Os filmes de cangaço de Glauber Rocha, a cultura popular e a indústria cultural
Indústria cultural. Theodor Adorno. Glauber Rocha. Cinema. Cangaço. Cultura popular.
No fim da primeira metade do século XX, Theodor Adorno e Max Horkheimer desenvolveram o conceito de indústria cultural, um movimento que promove a estandardização da arte e, ao mesmo tempo, reflete os interesses de seus produtores. No contexto da indústria cultural, a arte se transforma numa mercadoria marcada pela repetição, que pode ser vista nas principais mídias, como o cinema, a televisão e o rádio. Durante as décadas do cinema clássico hollywoodiano, as empresas cinematográficas alimentaram as demandas de entretenimento com filmes caracterizados por uma linguagem formular e pela homogeneidade. O modelo narrativo da Hollywood clássica sustenta o status quo capitalista e oferece à arte do cinema uma forma pragmática de fazer filmes cujo seamless style (estilo sem costura ou estilo invisível) – termo usado por Seymour Chatman (1990) – tenta esconder a força manipuladora do sociedade técnico-racional moderna, que introduz a ideologia da indústria cultural nas obras.

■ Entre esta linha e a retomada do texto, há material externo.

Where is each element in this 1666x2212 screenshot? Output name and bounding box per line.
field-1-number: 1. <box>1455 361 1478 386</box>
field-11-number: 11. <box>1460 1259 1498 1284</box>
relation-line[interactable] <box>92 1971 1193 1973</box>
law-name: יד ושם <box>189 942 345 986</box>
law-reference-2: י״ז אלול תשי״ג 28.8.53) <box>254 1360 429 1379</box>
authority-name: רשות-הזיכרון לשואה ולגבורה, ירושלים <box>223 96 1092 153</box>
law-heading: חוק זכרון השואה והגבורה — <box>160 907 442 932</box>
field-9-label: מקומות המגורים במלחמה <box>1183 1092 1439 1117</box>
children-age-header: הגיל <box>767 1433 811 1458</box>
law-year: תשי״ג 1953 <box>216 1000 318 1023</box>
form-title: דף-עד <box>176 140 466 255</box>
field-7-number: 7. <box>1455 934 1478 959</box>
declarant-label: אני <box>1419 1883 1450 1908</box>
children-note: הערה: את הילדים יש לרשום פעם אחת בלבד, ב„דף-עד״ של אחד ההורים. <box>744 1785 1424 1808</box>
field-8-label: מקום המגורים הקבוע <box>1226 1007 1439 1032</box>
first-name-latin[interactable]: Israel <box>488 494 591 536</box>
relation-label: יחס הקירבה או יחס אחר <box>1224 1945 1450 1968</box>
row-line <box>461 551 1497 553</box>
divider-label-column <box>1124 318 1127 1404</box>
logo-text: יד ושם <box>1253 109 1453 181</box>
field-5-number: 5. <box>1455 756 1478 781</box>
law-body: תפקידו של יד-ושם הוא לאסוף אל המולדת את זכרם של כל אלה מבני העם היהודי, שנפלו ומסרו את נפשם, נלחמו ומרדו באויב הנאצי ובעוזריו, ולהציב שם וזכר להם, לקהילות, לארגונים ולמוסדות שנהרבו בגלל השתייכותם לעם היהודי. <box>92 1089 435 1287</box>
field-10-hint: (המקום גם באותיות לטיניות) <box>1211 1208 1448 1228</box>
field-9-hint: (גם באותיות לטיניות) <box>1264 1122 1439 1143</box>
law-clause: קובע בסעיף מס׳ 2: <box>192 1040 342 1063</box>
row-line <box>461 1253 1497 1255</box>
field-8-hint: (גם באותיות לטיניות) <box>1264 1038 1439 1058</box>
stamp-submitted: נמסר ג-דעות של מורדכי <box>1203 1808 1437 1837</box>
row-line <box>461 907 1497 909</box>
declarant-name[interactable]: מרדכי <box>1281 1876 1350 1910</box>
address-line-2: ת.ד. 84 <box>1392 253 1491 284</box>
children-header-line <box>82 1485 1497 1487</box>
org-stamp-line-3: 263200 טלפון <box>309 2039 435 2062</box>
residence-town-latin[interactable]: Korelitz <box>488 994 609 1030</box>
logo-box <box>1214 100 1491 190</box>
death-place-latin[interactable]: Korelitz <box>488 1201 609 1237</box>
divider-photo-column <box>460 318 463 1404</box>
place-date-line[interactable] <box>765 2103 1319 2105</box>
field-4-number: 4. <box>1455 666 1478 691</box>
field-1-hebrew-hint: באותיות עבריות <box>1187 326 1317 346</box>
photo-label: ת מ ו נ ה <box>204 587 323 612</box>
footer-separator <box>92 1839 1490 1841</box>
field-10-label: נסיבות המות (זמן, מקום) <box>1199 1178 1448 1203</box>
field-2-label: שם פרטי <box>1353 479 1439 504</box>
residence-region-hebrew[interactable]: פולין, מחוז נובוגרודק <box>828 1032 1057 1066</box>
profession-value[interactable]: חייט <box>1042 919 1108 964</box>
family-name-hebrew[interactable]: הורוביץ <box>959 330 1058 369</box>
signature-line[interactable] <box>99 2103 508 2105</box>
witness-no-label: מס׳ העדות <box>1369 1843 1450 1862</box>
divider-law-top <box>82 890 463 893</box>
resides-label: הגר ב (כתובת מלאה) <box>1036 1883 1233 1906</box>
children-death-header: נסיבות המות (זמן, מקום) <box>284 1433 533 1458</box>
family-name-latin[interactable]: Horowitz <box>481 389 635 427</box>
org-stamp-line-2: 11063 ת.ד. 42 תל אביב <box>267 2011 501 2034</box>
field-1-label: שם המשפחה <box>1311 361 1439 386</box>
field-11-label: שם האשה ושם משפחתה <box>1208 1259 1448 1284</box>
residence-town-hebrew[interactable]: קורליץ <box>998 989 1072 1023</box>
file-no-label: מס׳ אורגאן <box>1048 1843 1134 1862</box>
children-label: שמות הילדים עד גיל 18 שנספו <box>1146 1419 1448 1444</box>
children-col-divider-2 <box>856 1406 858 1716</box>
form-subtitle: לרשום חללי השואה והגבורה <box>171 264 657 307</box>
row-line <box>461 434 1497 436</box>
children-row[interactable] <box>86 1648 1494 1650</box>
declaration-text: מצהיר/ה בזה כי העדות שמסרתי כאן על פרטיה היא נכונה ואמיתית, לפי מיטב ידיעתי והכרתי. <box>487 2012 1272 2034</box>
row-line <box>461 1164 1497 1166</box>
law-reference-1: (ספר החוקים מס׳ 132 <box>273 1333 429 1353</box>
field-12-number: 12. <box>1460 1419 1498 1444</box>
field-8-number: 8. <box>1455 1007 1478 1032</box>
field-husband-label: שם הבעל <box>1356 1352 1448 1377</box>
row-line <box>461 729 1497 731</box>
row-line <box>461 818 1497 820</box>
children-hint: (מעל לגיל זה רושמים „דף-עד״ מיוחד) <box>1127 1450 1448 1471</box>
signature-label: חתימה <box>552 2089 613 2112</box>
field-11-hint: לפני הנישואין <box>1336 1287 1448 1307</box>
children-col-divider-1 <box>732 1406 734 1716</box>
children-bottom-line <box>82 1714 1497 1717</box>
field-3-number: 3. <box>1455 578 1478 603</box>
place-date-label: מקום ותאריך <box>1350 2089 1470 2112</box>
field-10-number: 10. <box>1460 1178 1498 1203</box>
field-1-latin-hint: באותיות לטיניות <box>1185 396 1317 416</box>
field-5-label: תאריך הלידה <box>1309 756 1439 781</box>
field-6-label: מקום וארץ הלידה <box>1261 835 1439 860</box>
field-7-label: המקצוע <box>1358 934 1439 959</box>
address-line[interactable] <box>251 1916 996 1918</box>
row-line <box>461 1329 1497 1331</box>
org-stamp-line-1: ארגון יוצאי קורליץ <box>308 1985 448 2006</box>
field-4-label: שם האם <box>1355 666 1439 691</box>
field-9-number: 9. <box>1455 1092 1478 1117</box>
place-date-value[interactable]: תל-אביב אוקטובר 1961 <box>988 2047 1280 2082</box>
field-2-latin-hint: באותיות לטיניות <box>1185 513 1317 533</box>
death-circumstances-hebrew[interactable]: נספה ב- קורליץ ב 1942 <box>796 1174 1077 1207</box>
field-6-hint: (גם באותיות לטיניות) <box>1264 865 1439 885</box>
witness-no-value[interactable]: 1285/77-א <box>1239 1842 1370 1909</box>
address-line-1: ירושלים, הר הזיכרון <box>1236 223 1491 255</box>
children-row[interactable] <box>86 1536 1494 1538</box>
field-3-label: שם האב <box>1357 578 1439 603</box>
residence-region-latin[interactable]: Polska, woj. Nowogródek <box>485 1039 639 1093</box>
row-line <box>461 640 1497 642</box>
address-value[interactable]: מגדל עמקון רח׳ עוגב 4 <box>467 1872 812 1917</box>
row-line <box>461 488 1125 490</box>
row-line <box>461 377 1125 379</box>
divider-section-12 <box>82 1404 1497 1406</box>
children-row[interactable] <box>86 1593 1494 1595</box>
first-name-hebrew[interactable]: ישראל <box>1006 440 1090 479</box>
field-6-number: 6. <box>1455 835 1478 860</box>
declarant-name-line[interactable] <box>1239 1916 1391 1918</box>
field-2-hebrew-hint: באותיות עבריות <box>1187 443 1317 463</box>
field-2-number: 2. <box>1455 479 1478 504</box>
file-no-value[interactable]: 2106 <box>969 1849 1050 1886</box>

Apesar do diálogo com o western, um dos gêneros cinematográficos mais influentes, Deus e o diabo na terra do sol (1964) e O dragão da maldade contra o santo guerreiro (1969) recusam o que se pode chamar de fórmula do gênero. Dirigidos por Glauber Rocha, esses filmes foram realizados fora dos padrões tradicionais de produção, rejeitando a forma narrativa estandardizada e muitas de suas implicações políticas. Com base nessas considerações, esta dissertação analisa a maneira como Rocha, usando técnicas narrativas que contrastam com o procedimento industrial, constrói um mundo particular onde o cangaço – a mais famosa categoria de banditismo do Brasil – é tratado como um fenômeno pré-revolucionário. Providenciando uma nova visão para a cultura popular, seu trabalho de vanguarda se move na direção oposta à do nordestern, uma adaptação brasileira do western americano que usa a imagem do caubói como um modelo para talhar a personagem do cangaceiro de acordo com as regras do método clássico. A fim de compreendermos a visão revolucionária de Rocha sobre o cangaço e a complexa sintaxe de seus filmes, fazemos uso de um grande número de trabalhos de múltiplas áreas, como estudos sobre cinema, história do banditismo e da cultura popular e, claro, discussões que seguem os conceitos iniciais de Adorno e Horkheimer e as elaborações tardias de Adorno sobre a indústria cultural.